You do not need much sweetener as the sprouting has created quite a bit of wheat sugar. You can add cream if you like, but I like mine plain. In fact, I just blend the wheat with all the liquid and drink it.

You will be surprised at the energy you feel even a few minutes after eating. Not only will it enable you to be more energetic and alert until lunch time but it will also be an excellent weight adjuster.

For instance, if you are overweight, that energy will make you more active and you will lose weight. If you are underweight, its carbohydrates will be burned up as energy and that same energy will activate and increase your musculature.

There is one possible drawback to this 3.3 cent breakfast. If you are active, no problem. But if you live a sedentary lifestyle and are sluggish, you may get the runs. Not chronic, just loose. However, this would only last a few days. After all, this is whole wheat, with all the bran. People have been eating roughly ground whole wheat for thousands of years. Up until about eighty years ago only the very rich ever ate white bread. Sluggish intestines were a rarity except among the wealthy.

Consequently, only the rich got colon cancer. Colon cancer is caused by the buildup of carcinogens on intestinal linings. The rough bran from whole wheat and coarsely ground corn kept the intestines of common folk free from any such buildup.

The same goes for oatmeal, which has recently been touted as the perfect bran food. It is a staple of the Scots and is high in protein. But what with the bran craze its price has risen much higher than its nutritive value.

So back to the wheat bran and its unsettling effects on the innards of sluggards. This is only temporary. Any radical, even beneficial, change in the diet will cause a reaction. The intestines are not harmed, any more than unused muscles are harmed after a first day of horseback riding. The nether quarters doth protest but they soon get used to it. No need to overdo it to bowleggedness though.

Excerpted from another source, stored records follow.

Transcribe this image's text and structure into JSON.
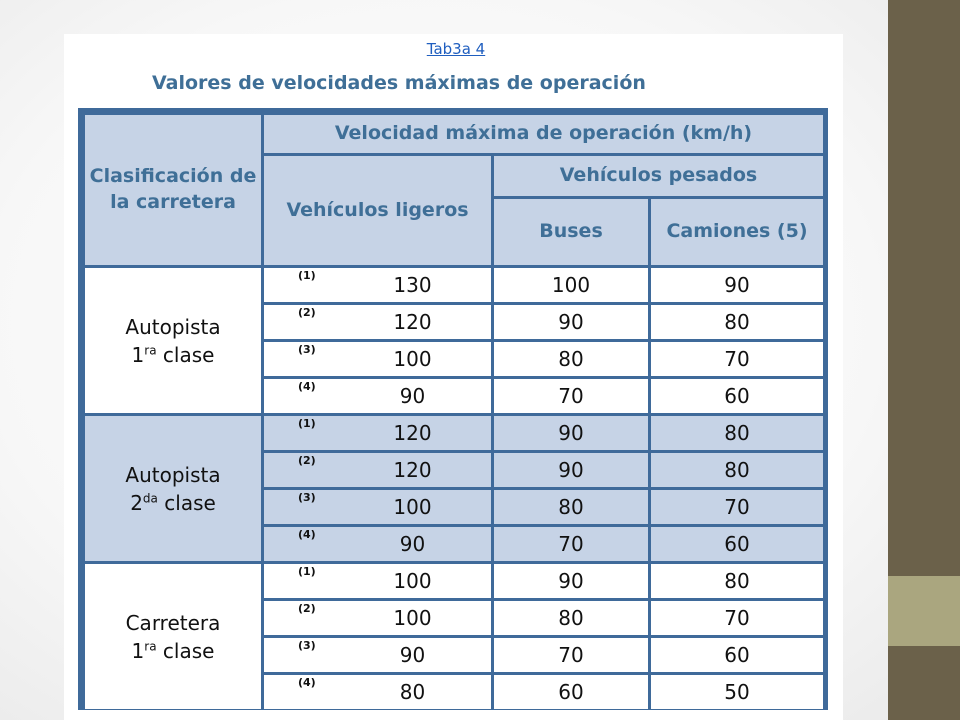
{
  "link_text": "Tab3a 4",
  "title": "Valores de velocidades máximas de operación",
  "headers": {
    "classification": "Clasificación de la carretera",
    "velocity": "Velocidad máxima de operación (km/h)",
    "light": "Vehículos ligeros",
    "heavy": "Vehículos pesados",
    "buses": "Buses",
    "trucks": "Camiones (5)"
  },
  "groups": [
    {
      "label_line1": "Autopista",
      "label_num": "1",
      "label_sup": "ra",
      "label_rest": " clase",
      "rows": [
        {
          "mark": "(1)",
          "light": "130",
          "buses": "100",
          "trucks": "90"
        },
        {
          "mark": "(2)",
          "light": "120",
          "buses": "90",
          "trucks": "80"
        },
        {
          "mark": "(3)",
          "light": "100",
          "buses": "80",
          "trucks": "70"
        },
        {
          "mark": "(4)",
          "light": "90",
          "buses": "70",
          "trucks": "60"
        }
      ]
    },
    {
      "label_line1": "Autopista",
      "label_num": "2",
      "label_sup": "da",
      "label_rest": " clase",
      "rows": [
        {
          "mark": "(1)",
          "light": "120",
          "buses": "90",
          "trucks": "80"
        },
        {
          "mark": "(2)",
          "light": "120",
          "buses": "90",
          "trucks": "80"
        },
        {
          "mark": "(3)",
          "light": "100",
          "buses": "80",
          "trucks": "70"
        },
        {
          "mark": "(4)",
          "light": "90",
          "buses": "70",
          "trucks": "60"
        }
      ]
    },
    {
      "label_line1": "Carretera",
      "label_num": "1",
      "label_sup": "ra",
      "label_rest": " clase",
      "rows": [
        {
          "mark": "(1)",
          "light": "100",
          "buses": "90",
          "trucks": "80"
        },
        {
          "mark": "(2)",
          "light": "100",
          "buses": "80",
          "trucks": "70"
        },
        {
          "mark": "(3)",
          "light": "90",
          "buses": "70",
          "trucks": "60"
        },
        {
          "mark": "(4)",
          "light": "80",
          "buses": "60",
          "trucks": "50"
        }
      ]
    }
  ]
}
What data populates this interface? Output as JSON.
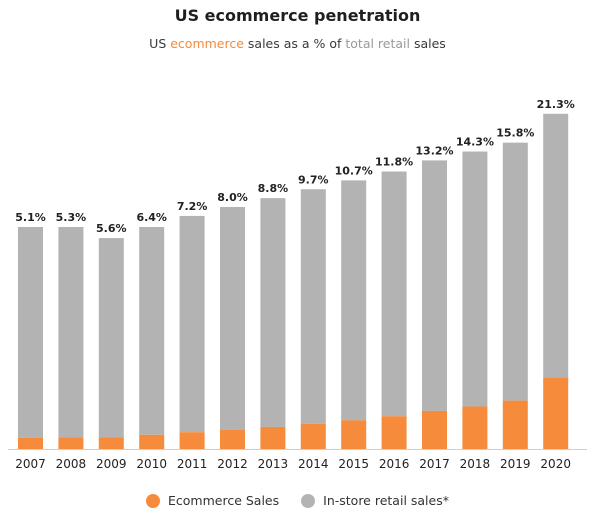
{
  "chart_data": {
    "type": "bar",
    "stacked": true,
    "title": "US ecommerce penetration",
    "subtitle": {
      "prefix": "US ",
      "highlight1": "ecommerce",
      "middle": " sales as a % of ",
      "highlight2": "total retail",
      "suffix": " sales"
    },
    "categories": [
      "2007",
      "2008",
      "2009",
      "2010",
      "2011",
      "2012",
      "2013",
      "2014",
      "2015",
      "2016",
      "2017",
      "2018",
      "2019",
      "2020"
    ],
    "value_labels": [
      "5.1%",
      "5.3%",
      "5.6%",
      "6.4%",
      "7.2%",
      "8.0%",
      "8.8%",
      "9.7%",
      "10.7%",
      "11.8%",
      "13.2%",
      "14.3%",
      "15.8%",
      "21.3%"
    ],
    "series": [
      {
        "name": "Ecommerce Sales",
        "color": "#f58b3b",
        "values": [
          5.1,
          5.3,
          5.6,
          6.4,
          7.2,
          8.0,
          8.8,
          9.7,
          10.7,
          11.8,
          13.2,
          14.3,
          15.8,
          21.3
        ]
      },
      {
        "name": "In-store retail sales*",
        "color": "#b3b3b3",
        "values": [
          94.9,
          94.7,
          94.4,
          93.6,
          92.8,
          92.0,
          91.2,
          90.3,
          89.3,
          88.2,
          86.8,
          85.7,
          84.2,
          78.7
        ]
      }
    ],
    "total_sales_relative": [
      1.0,
      1.0,
      0.95,
      1.0,
      1.05,
      1.09,
      1.13,
      1.17,
      1.21,
      1.25,
      1.3,
      1.34,
      1.38,
      1.51
    ],
    "legend_position": "bottom",
    "grid": false
  }
}
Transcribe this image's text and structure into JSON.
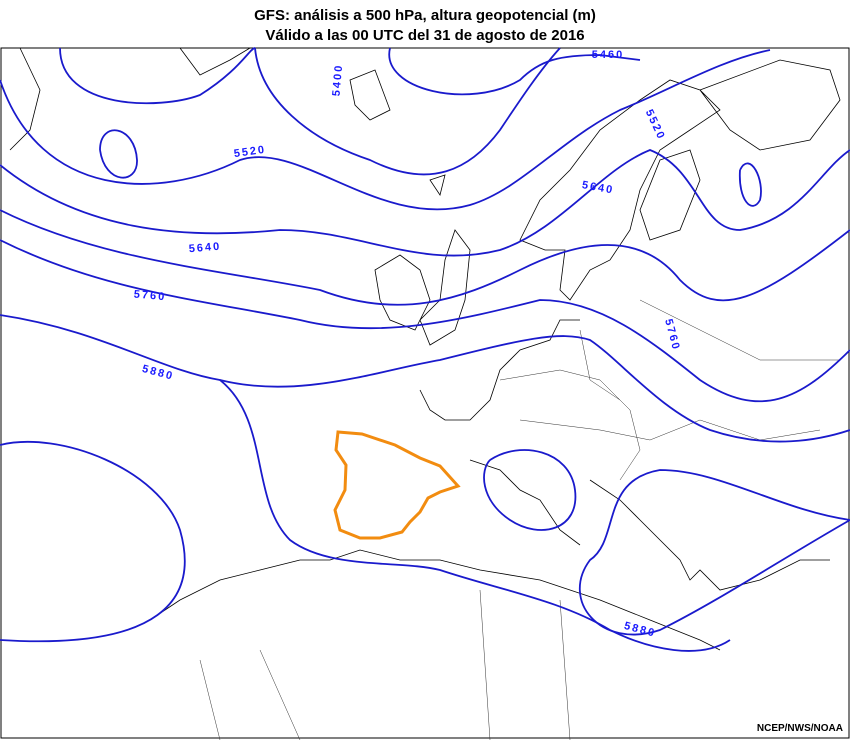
{
  "title": {
    "line1": "GFS: análisis a 500 hPa, altura geopotencial (m)",
    "line2": "Válido a las 00 UTC del 31 de agosto de 2016"
  },
  "contour_labels": [
    5400,
    5460,
    5520,
    5520,
    5640,
    5640,
    5760,
    5760,
    5880,
    5880
  ],
  "credit": "NCEP/NWS/NOAA"
}
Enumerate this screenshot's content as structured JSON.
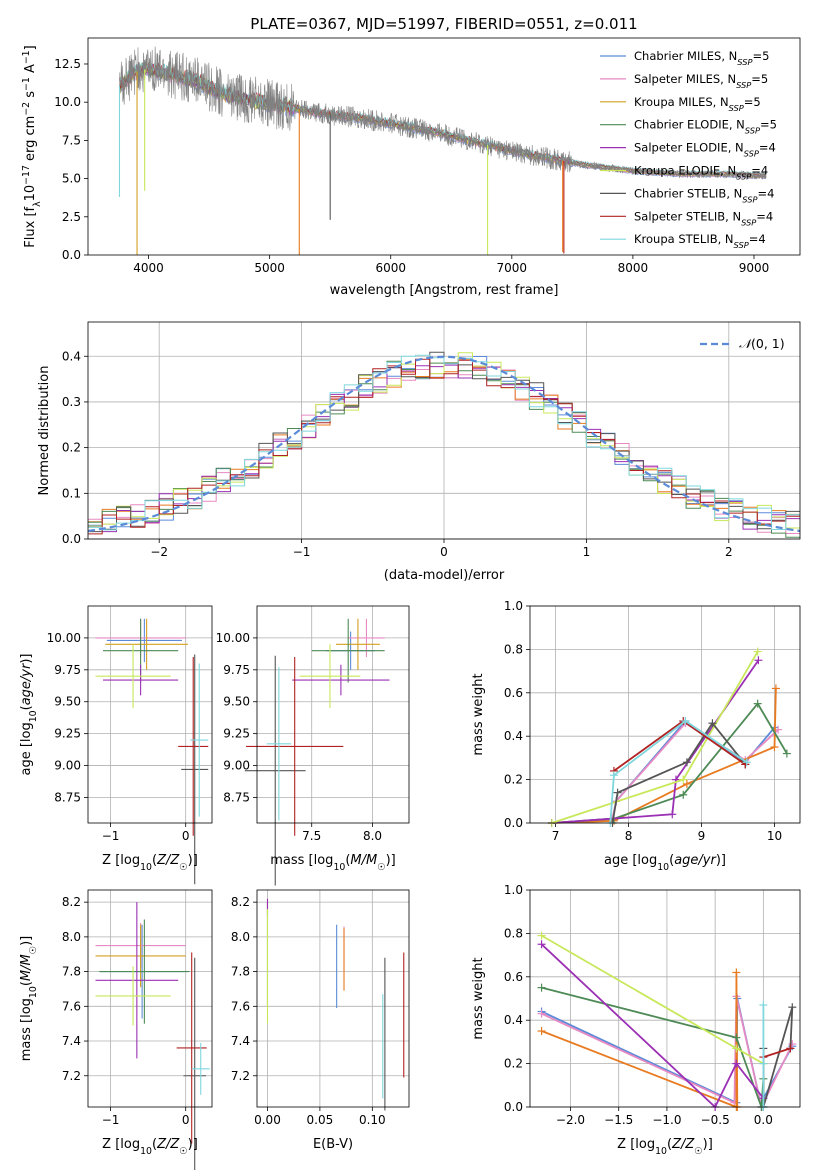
{
  "figure_title": "PLATE=0367, MJD=51997, FIBERID=0551, z=0.011",
  "colors": {
    "Chabrier MILES": "#5b8bd8",
    "Salpeter MILES": "#e78ac3",
    "Kroupa MILES": "#d4a020",
    "Chabrier ELODIE": "#4d8a55",
    "Salpeter ELODIE": "#9b30b5",
    "Kroupa ELODIE": "#c8e85a",
    "Chabrier STELIB": "#555555",
    "Salpeter STELIB": "#b22222",
    "Kroupa STELIB": "#7fd7dd",
    "orange": "#e87a20",
    "gaussian": "#5b8bd8"
  },
  "chart_data": [
    {
      "id": "spectrum",
      "type": "line",
      "title": "PLATE=0367, MJD=51997, FIBERID=0551, z=0.011",
      "xlabel": "wavelength [Angstrom, rest frame]",
      "ylabel": "Flux [f_λ 10^-17 erg cm^-2 s^-1 A^-1]",
      "xlim": [
        3500,
        9380
      ],
      "ylim": [
        0,
        14.2
      ],
      "xticks": [
        4000,
        5000,
        6000,
        7000,
        8000,
        9000
      ],
      "yticks": [
        0.0,
        2.5,
        5.0,
        7.5,
        10.0,
        12.5
      ],
      "legend_position": "top-right",
      "legend": [
        {
          "prefix": "Chabrier MILES, N",
          "sub": "SSP",
          "suffix": "=5"
        },
        {
          "prefix": "Salpeter MILES, N",
          "sub": "SSP",
          "suffix": "=5"
        },
        {
          "prefix": "Kroupa MILES, N",
          "sub": "SSP",
          "suffix": "=5"
        },
        {
          "prefix": "Chabrier ELODIE, N",
          "sub": "SSP",
          "suffix": "=5"
        },
        {
          "prefix": "Salpeter ELODIE, N",
          "sub": "SSP",
          "suffix": "=4"
        },
        {
          "prefix": "Kroupa ELODIE, N",
          "sub": "SSP",
          "suffix": "=4"
        },
        {
          "prefix": "Chabrier STELIB, N",
          "sub": "SSP",
          "suffix": "=4"
        },
        {
          "prefix": "Salpeter STELIB, N",
          "sub": "SSP",
          "suffix": "=4"
        },
        {
          "prefix": "Kroupa STELIB, N",
          "sub": "SSP",
          "suffix": "=4"
        }
      ],
      "continuum": {
        "x": [
          3750,
          3900,
          4000,
          4200,
          4400,
          4600,
          4800,
          5000,
          5200,
          5400,
          5600,
          5800,
          6000,
          6200,
          6400,
          6600,
          6800,
          7000,
          7200,
          7400,
          7600,
          7800,
          8000,
          8200,
          8400,
          8600,
          8800,
          9000,
          9100
        ],
        "y": [
          11.0,
          12.0,
          12.2,
          11.8,
          11.4,
          10.6,
          10.2,
          9.9,
          9.6,
          9.3,
          9.1,
          8.9,
          8.6,
          8.3,
          8.0,
          7.6,
          7.2,
          6.8,
          6.5,
          6.2,
          5.9,
          5.7,
          5.5,
          5.4,
          5.3,
          5.3,
          5.3,
          5.2,
          5.2
        ]
      },
      "dips": [
        {
          "x": 3905,
          "y": 0.0,
          "color": "Kroupa MILES"
        },
        {
          "x": 3968,
          "y": 4.2,
          "color": "Kroupa ELODIE"
        },
        {
          "x": 5245,
          "y": 0.0,
          "color": "orange"
        },
        {
          "x": 5500,
          "y": 2.3,
          "color": "Chabrier STELIB"
        },
        {
          "x": 6800,
          "y": 0.0,
          "color": "Kroupa ELODIE"
        },
        {
          "x": 7430,
          "y": 0.1,
          "color": "Salpeter STELIB"
        },
        {
          "x": 7420,
          "y": 0.2,
          "color": "orange"
        },
        {
          "x": 3760,
          "y": 3.8,
          "color": "Kroupa STELIB"
        }
      ]
    },
    {
      "id": "residuals",
      "type": "histogram",
      "xlabel": "(data-model)/error",
      "ylabel": "Normed distribution",
      "xlim": [
        -2.5,
        2.5
      ],
      "ylim": [
        0,
        0.475
      ],
      "xticks": [
        -2,
        -1,
        0,
        1,
        2
      ],
      "yticks": [
        0.0,
        0.1,
        0.2,
        0.3,
        0.4
      ],
      "grid": true,
      "legend_position": "top-right",
      "gaussian_label": "N(0, 1)",
      "bin_width": 0.1
    },
    {
      "id": "age_vs_Z",
      "type": "errorbar",
      "xlabel": "Z [log10(Z/Z☉)]",
      "ylabel": "age [log10(age/yr)]",
      "xlim": [
        -1.3,
        0.35
      ],
      "ylim": [
        8.55,
        10.25
      ],
      "xticks": [
        -1,
        0
      ],
      "yticks": [
        8.75,
        9.0,
        9.25,
        9.5,
        9.75,
        10.0
      ],
      "points": [
        {
          "m": "Chabrier MILES",
          "x": -0.55,
          "xerr": 0.5,
          "y": 9.98,
          "yerr": 0.17
        },
        {
          "m": "Salpeter MILES",
          "x": -0.6,
          "xerr": 0.6,
          "y": 10.0,
          "yerr": 0.15
        },
        {
          "m": "Kroupa MILES",
          "x": -0.52,
          "xerr": 0.55,
          "y": 9.95,
          "yerr": 0.2
        },
        {
          "m": "Chabrier ELODIE",
          "x": -0.6,
          "xerr": 0.5,
          "y": 9.9,
          "yerr": 0.25
        },
        {
          "m": "Salpeter ELODIE",
          "x": -0.6,
          "xerr": 0.5,
          "y": 9.67,
          "yerr": 0.12
        },
        {
          "m": "Kroupa ELODIE",
          "x": -0.7,
          "xerr": 0.5,
          "y": 9.7,
          "yerr": 0.25
        },
        {
          "m": "Chabrier STELIB",
          "x": 0.12,
          "xerr": 0.18,
          "y": 8.97,
          "yerr": 0.9
        },
        {
          "m": "Salpeter STELIB",
          "x": 0.1,
          "xerr": 0.2,
          "y": 9.15,
          "yerr": 0.7
        },
        {
          "m": "Kroupa STELIB",
          "x": 0.18,
          "xerr": 0.12,
          "y": 9.2,
          "yerr": 0.6
        }
      ]
    },
    {
      "id": "age_vs_mass",
      "type": "errorbar",
      "xlabel": "mass [log10(M/M☉)]",
      "ylabel": "",
      "xlim": [
        7.05,
        8.3
      ],
      "ylim": [
        8.55,
        10.25
      ],
      "xticks": [
        7.5,
        8.0
      ],
      "yticks": [
        8.75,
        9.0,
        9.25,
        9.5,
        9.75,
        10.0
      ],
      "points": [
        {
          "m": "Chabrier MILES",
          "x": 7.82,
          "xerr": 0.2,
          "y": 9.9,
          "yerr": 0.15
        },
        {
          "m": "Salpeter MILES",
          "x": 7.95,
          "xerr": 0.15,
          "y": 10.0,
          "yerr": 0.15
        },
        {
          "m": "Kroupa MILES",
          "x": 7.88,
          "xerr": 0.18,
          "y": 9.95,
          "yerr": 0.2
        },
        {
          "m": "Chabrier ELODIE",
          "x": 7.8,
          "xerr": 0.3,
          "y": 9.9,
          "yerr": 0.25
        },
        {
          "m": "Salpeter ELODIE",
          "x": 7.74,
          "xerr": 0.4,
          "y": 9.67,
          "yerr": 0.12
        },
        {
          "m": "Kroupa ELODIE",
          "x": 7.65,
          "xerr": 0.25,
          "y": 9.7,
          "yerr": 0.25
        },
        {
          "m": "Chabrier STELIB",
          "x": 7.2,
          "xerr": 0.25,
          "y": 8.96,
          "yerr": 0.9
        },
        {
          "m": "Salpeter STELIB",
          "x": 7.36,
          "xerr": 0.4,
          "y": 9.15,
          "yerr": 0.7
        },
        {
          "m": "Kroupa STELIB",
          "x": 7.23,
          "xerr": 0.1,
          "y": 9.17,
          "yerr": 0.6
        }
      ]
    },
    {
      "id": "mass_weight_vs_age",
      "type": "line",
      "xlabel": "age [log10(age/yr)]",
      "ylabel": "mass weight",
      "xlim": [
        6.65,
        10.35
      ],
      "ylim": [
        0,
        1.0
      ],
      "xticks": [
        7,
        8,
        9,
        10
      ],
      "yticks": [
        0.0,
        0.2,
        0.4,
        0.6,
        0.8,
        1.0
      ],
      "grid": true,
      "series": [
        {
          "m": "Chabrier MILES",
          "x": [
            6.95,
            7.78,
            7.83,
            8.78,
            9.6,
            10.0
          ],
          "y": [
            0.0,
            0.02,
            0.1,
            0.47,
            0.28,
            0.44
          ]
        },
        {
          "m": "Salpeter MILES",
          "x": [
            6.95,
            7.78,
            7.83,
            8.78,
            9.6,
            10.05
          ],
          "y": [
            0.0,
            0.02,
            0.1,
            0.46,
            0.29,
            0.43
          ]
        },
        {
          "m": "orange",
          "x": [
            6.95,
            7.8,
            8.8,
            10.0,
            10.02
          ],
          "y": [
            0.0,
            0.01,
            0.18,
            0.35,
            0.62
          ]
        },
        {
          "m": "Chabrier ELODIE",
          "x": [
            6.95,
            7.8,
            8.75,
            9.77,
            10.17
          ],
          "y": [
            0.0,
            0.02,
            0.13,
            0.55,
            0.32
          ]
        },
        {
          "m": "Salpeter ELODIE",
          "x": [
            6.95,
            8.6,
            8.65,
            9.78
          ],
          "y": [
            0.0,
            0.04,
            0.2,
            0.75
          ]
        },
        {
          "m": "Kroupa ELODIE",
          "x": [
            6.95,
            8.75,
            9.77
          ],
          "y": [
            0.0,
            0.2,
            0.79
          ]
        },
        {
          "m": "Chabrier STELIB",
          "x": [
            7.78,
            7.85,
            8.8,
            9.15,
            9.6
          ],
          "y": [
            0.0,
            0.14,
            0.28,
            0.46,
            0.27
          ]
        },
        {
          "m": "Salpeter STELIB",
          "x": [
            7.8,
            8.75,
            9.6
          ],
          "y": [
            0.24,
            0.47,
            0.27
          ]
        },
        {
          "m": "Kroupa STELIB",
          "x": [
            7.75,
            7.8,
            8.78,
            9.62
          ],
          "y": [
            0.0,
            0.22,
            0.47,
            0.28
          ]
        }
      ]
    },
    {
      "id": "mass_vs_Z",
      "type": "errorbar",
      "xlabel": "Z [log10(Z/Z☉)]",
      "ylabel": "mass [log10(M/M☉)]",
      "xlim": [
        -1.3,
        0.35
      ],
      "ylim": [
        7.02,
        8.27
      ],
      "xticks": [
        -1,
        0
      ],
      "yticks": [
        7.2,
        7.4,
        7.6,
        7.8,
        8.0,
        8.2
      ],
      "points": [
        {
          "m": "Chabrier MILES",
          "x": -0.58,
          "xerr": 0.55,
          "y": 7.8,
          "yerr": 0.27
        },
        {
          "m": "Salpeter MILES",
          "x": -0.6,
          "xerr": 0.6,
          "y": 7.95,
          "yerr": 0.13
        },
        {
          "m": "Kroupa MILES",
          "x": -0.6,
          "xerr": 0.6,
          "y": 7.89,
          "yerr": 0.18
        },
        {
          "m": "Chabrier ELODIE",
          "x": -0.55,
          "xerr": 0.6,
          "y": 7.8,
          "yerr": 0.3
        },
        {
          "m": "Salpeter ELODIE",
          "x": -0.65,
          "xerr": 0.55,
          "y": 7.75,
          "yerr": 0.45
        },
        {
          "m": "Kroupa ELODIE",
          "x": -0.7,
          "xerr": 0.5,
          "y": 7.66,
          "yerr": 0.17
        },
        {
          "m": "Chabrier STELIB",
          "x": 0.12,
          "xerr": 0.15,
          "y": 7.2,
          "yerr": 0.68
        },
        {
          "m": "Salpeter STELIB",
          "x": 0.08,
          "xerr": 0.2,
          "y": 7.36,
          "yerr": 0.55
        },
        {
          "m": "Kroupa STELIB",
          "x": 0.2,
          "xerr": 0.12,
          "y": 7.24,
          "yerr": 0.15
        }
      ]
    },
    {
      "id": "mass_vs_ebv",
      "type": "errorbar",
      "xlabel": "E(B-V)",
      "ylabel": "",
      "xlim": [
        -0.01,
        0.135
      ],
      "ylim": [
        7.02,
        8.27
      ],
      "xticks": [
        0.0,
        0.05,
        0.1
      ],
      "yticks": [
        7.2,
        7.4,
        7.6,
        7.8,
        8.0,
        8.2
      ],
      "points": [
        {
          "m": "Chabrier MILES",
          "x": 0.066,
          "y": 7.83,
          "yerr": 0.24
        },
        {
          "m": "Salpeter MILES",
          "x": 0.073,
          "y": 7.93,
          "yerr": 0.13
        },
        {
          "m": "orange",
          "x": 0.073,
          "y": 7.87,
          "yerr": 0.18
        },
        {
          "m": "Chabrier ELODIE",
          "x": 0.0,
          "y": 7.9,
          "yerr": 0.3
        },
        {
          "m": "Salpeter ELODIE",
          "x": 0.0,
          "y": 8.17,
          "yerr": 0.05
        },
        {
          "m": "Kroupa ELODIE",
          "x": 0.0,
          "y": 7.83,
          "yerr": 0.33
        },
        {
          "m": "Chabrier STELIB",
          "x": 0.112,
          "y": 7.44,
          "yerr": 0.44
        },
        {
          "m": "Salpeter STELIB",
          "x": 0.13,
          "y": 7.55,
          "yerr": 0.36
        },
        {
          "m": "Kroupa STELIB",
          "x": 0.11,
          "y": 7.37,
          "yerr": 0.3
        }
      ]
    },
    {
      "id": "mass_weight_vs_Z",
      "type": "line",
      "xlabel": "Z [log10(Z/Z☉)]",
      "ylabel": "mass weight",
      "xlim": [
        -2.42,
        0.38
      ],
      "ylim": [
        0,
        1.0
      ],
      "xticks": [
        -2.0,
        -1.5,
        -1.0,
        -0.5,
        0.0
      ],
      "yticks": [
        0.0,
        0.2,
        0.4,
        0.6,
        0.8,
        1.0
      ],
      "grid": true,
      "series": [
        {
          "m": "Chabrier MILES",
          "x": [
            -2.3,
            -0.28,
            -0.27,
            -0.02,
            0.0,
            0.3
          ],
          "y": [
            0.44,
            0.02,
            0.5,
            0.0,
            0.04,
            0.28
          ]
        },
        {
          "m": "Salpeter MILES",
          "x": [
            -2.3,
            -0.3,
            -0.28,
            -0.02,
            0.3
          ],
          "y": [
            0.43,
            0.02,
            0.51,
            0.0,
            0.29
          ]
        },
        {
          "m": "orange",
          "x": [
            -2.3,
            -0.28,
            -0.28,
            -0.27
          ],
          "y": [
            0.35,
            0.0,
            0.62,
            0.0
          ]
        },
        {
          "m": "Chabrier ELODIE",
          "x": [
            -2.3,
            -0.28,
            -0.02,
            0.0,
            0.0
          ],
          "y": [
            0.55,
            0.32,
            0.0,
            0.13,
            0.0
          ]
        },
        {
          "m": "Salpeter ELODIE",
          "x": [
            -2.3,
            -0.5,
            -0.28,
            0.0
          ],
          "y": [
            0.75,
            0.0,
            0.2,
            0.04
          ]
        },
        {
          "m": "Kroupa ELODIE",
          "x": [
            -2.3,
            -0.28,
            0.0
          ],
          "y": [
            0.79,
            0.27,
            0.2
          ]
        },
        {
          "m": "Chabrier STELIB",
          "x": [
            0.0,
            0.0,
            0.3,
            0.28
          ],
          "y": [
            0.27,
            0.0,
            0.46,
            0.27
          ]
        },
        {
          "m": "Salpeter STELIB",
          "x": [
            0.0,
            0.28
          ],
          "y": [
            0.23,
            0.27
          ]
        },
        {
          "m": "Kroupa STELIB",
          "x": [
            0.0,
            0.0,
            0.0
          ],
          "y": [
            0.47,
            0.2,
            0.0
          ]
        }
      ]
    }
  ]
}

So I am not suggesting this to be your whole breakfast permanently or that you make whole wheat your staple food. What I would suggest, however, is that you challenge yourself to make it your whole breakfast for two weeks.

You will save money. You will experience fantastic energy. You will lose/gain weight. You will even get cleaned out and regular and will realize that you will never really need a laxative, even Metamucel, from then on if you eat only one serving each day. You will lower you risk of colon cancer. And you will never fear starvation as long as you have sense enough to buy whole grains in bulk.